Schultze: Da hat sich so viel getan. Zum einen ist die Liga vom Spiel her viel besser geworden, fast jeder Verein hat mittlerweile eine moderne Arena, in die mindestens 3000 Zuschauer passen müssen. Als ich angefangen habe, waren das noch bessere Schulhallen, die bei Bedarf einfach restlos überfüllt wurden. (lacht) Amerikaner gab es damals maximal zwei pro Mannschaft, das muss man sich mal vorstellen.

SPOX: Und wie sehen Sie die BBL im internationalen Vergleich?

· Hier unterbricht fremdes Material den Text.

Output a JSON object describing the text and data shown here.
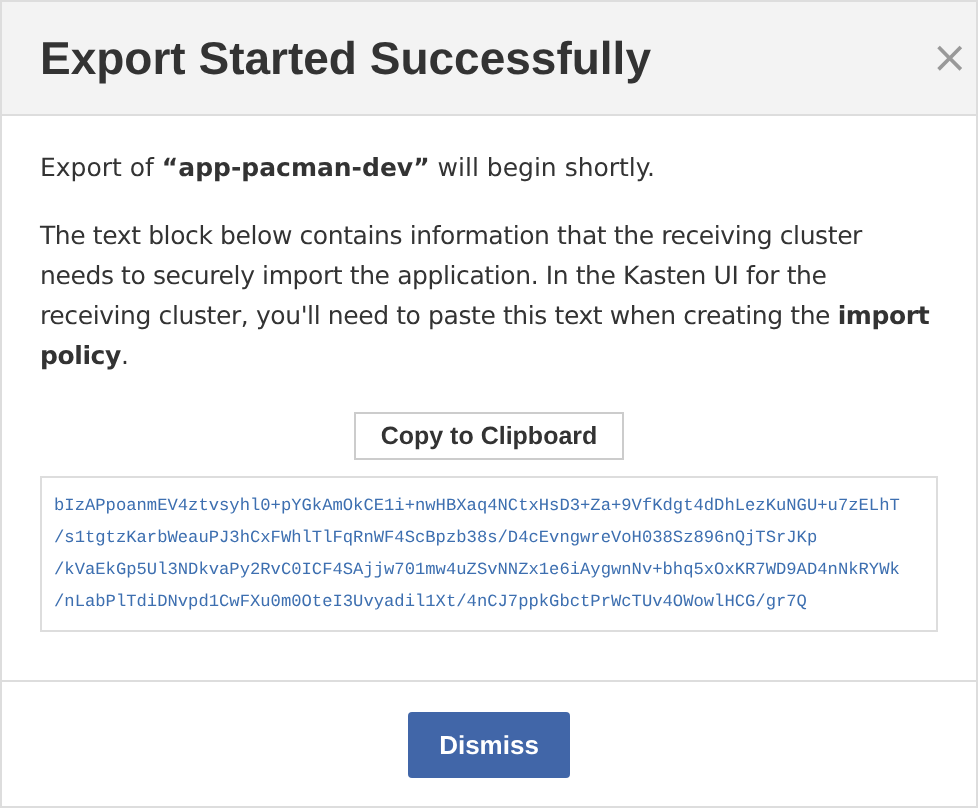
{
  "dialog": {
    "title": "Export Started Successfully",
    "close": "×",
    "message": "Export of **“app-pacman-dev”** will begin shortly.",
    "description": "The text block below contains information that the receiving cluster needs to securely import the application. In the Kasten UI for the receiving cluster, you'll need to paste this text when creating the **import policy**.",
    "copy_button": "Copy to Clipboard",
    "text_block": [
      "bIzAPpoanmEV4ztvsyhl0+pYGkAmOkCE1i+nwHBXaq4NCtxHsD3+Za+9VfKdgt4dDhLezKuNGU+u7zELhT",
      "/s1tgtzKarbWeauPJ3hCxFWhlTlFqRnWF4ScBpzb38s/D4cEvngwreVoH038Sz896nQjTSrJKp",
      "/kVaEkGp5Ul3NDkvaPy2RvC0ICF4SAjjw701mw4uZSvNNZx1e6iAygwnNv+bhq5xOxKR7WD9AD4nNkRYWk",
      "/nLabPlTdiDNvpd1CwFXu0m0OteI3Uvyadil1Xt/4nCJ7ppkGbctPrWcTUv4OWowlHCG/gr7Q"
    ],
    "dismiss_button": "Dismiss"
  }
}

Schultze: Auf einem richtig guten Weg. Mittlerweile finden sich viele gute Spieler in der Liga, die beispielsweise in den USA am College waren. In der Euroleague haben es in den letzten Jahren einige deutsche Teams recht weit gebracht, und das auch seit einiger Zeit wieder mit jungen deutschen Spielern in Führungsrollen.

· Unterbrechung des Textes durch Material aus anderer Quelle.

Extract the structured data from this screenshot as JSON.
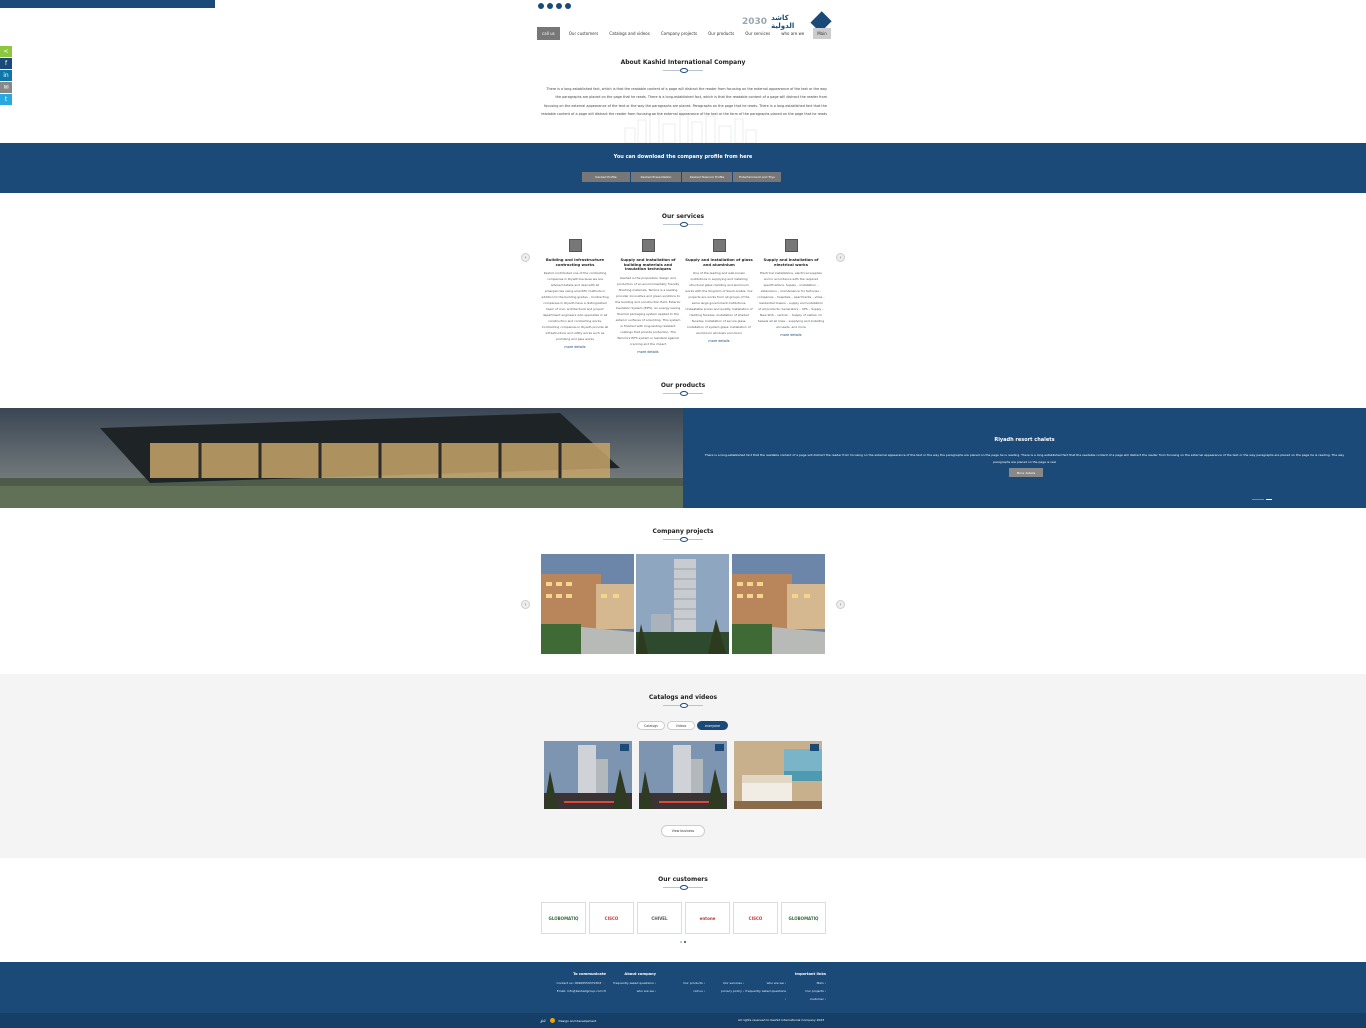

SPOX: Wird sich das in den nächsten Jahren auch wieder mehr auf die Nationalmannschaft auswirken?

Schultze: Ich gehe davon aus. Das Talent ist ja vorhanden, in den letzten Jahren ging es aber eben auch immer wieder darum, wer nun der Richtige für den Bundestrainerjob ist, da gab es wenig Stabilität und keine erkennbare Handschrift. Der richtige Mann wäre Svetislav Pesic gewesen, aber bei ihm kam dann eben dieses Wahnsinnsangebot von den Bayern. Jetzt muss eben eine andere Lösung her, die dauerhaft etwas aufbauen kann.

SPOX: Trauen Sie Emir Mutapcic diese Rolle zu oder denken Sie eher an jemand anderen?

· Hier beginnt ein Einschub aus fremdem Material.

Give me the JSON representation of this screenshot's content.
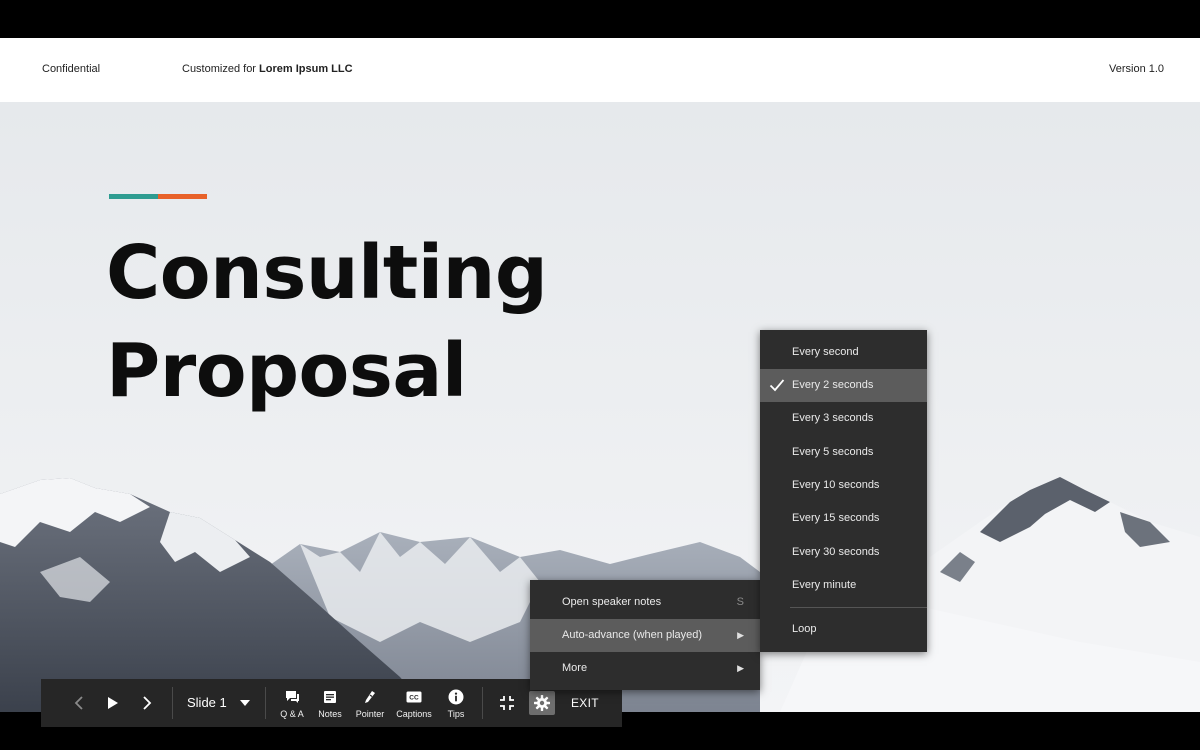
{
  "header": {
    "confidential": "Confidential",
    "customized_prefix": "Customized for ",
    "company": "Lorem Ipsum LLC",
    "version": "Version 1.0"
  },
  "slide": {
    "title_line1": "Consulting",
    "title_line2": "Proposal",
    "accent_colors": [
      "#2e9c91",
      "#e8622a"
    ]
  },
  "toolbar": {
    "slide_label": "Slide 1",
    "qa_label": "Q & A",
    "notes_label": "Notes",
    "pointer_label": "Pointer",
    "captions_label": "Captions",
    "tips_label": "Tips",
    "exit_label": "EXIT"
  },
  "options_menu": {
    "items": [
      {
        "label": "Open speaker notes",
        "shortcut": "S"
      },
      {
        "label": "Auto-advance (when played)"
      },
      {
        "label": "More"
      }
    ]
  },
  "auto_advance_menu": {
    "items": [
      {
        "label": "Every second"
      },
      {
        "label": "Every 2 seconds",
        "checked": true
      },
      {
        "label": "Every 3 seconds"
      },
      {
        "label": "Every 5 seconds"
      },
      {
        "label": "Every 10 seconds"
      },
      {
        "label": "Every 15 seconds"
      },
      {
        "label": "Every 30 seconds"
      },
      {
        "label": "Every minute"
      },
      {
        "label": "Loop"
      }
    ]
  },
  "colors": {
    "toolbar_bg": "#262626",
    "menu_bg": "#2d2d2d",
    "menu_active": "#5c5c5c"
  }
}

Schultze: Ich weiß nicht, wie seine Pläne sind, ob er das weitermachen will. Er hatte jetzt eine ziemlich schwierige Zeit, auch wenn er viele der Jungs schon aus der U 20 kannte. Wenn man ihm das Vertrauen gibt, traue ich Mucki schon viel zu. Das kommt aber auch auf das Entgegenkommen der Bayern an.

SPOX: Diesen Sommer gab es ziemlich viel Unruhe wegen der Spieler, die sich in der Summer League versuchten, statt mit der Nationalmannschaft zu trainieren. Auch Mutapcic kritisierte sie öffentlich. Haben Sie eine Meinung dazu?

Schultze: Wer diese Chance hat, soll sie ruhig nutzen. Jeder Basketballspieler auf der Welt träumt davon, in die NBA zu kommen. Wenn sich diese Chance bietet - was spricht dagegen?

SPOX: Bei Ihrem Jahrgang sah das aber anders aus.

Schultze: Das lag allerdings vor allem daran, dass man damals nicht an diese Chance glaubte. Natürlich konzentrierte man sich dann eher auf die Nationalmannschaft. Ich für meinen Teil kann aber niemanden verteufeln. Und wer weiß: Vielleicht würde ich mich heute auch anders entscheiden.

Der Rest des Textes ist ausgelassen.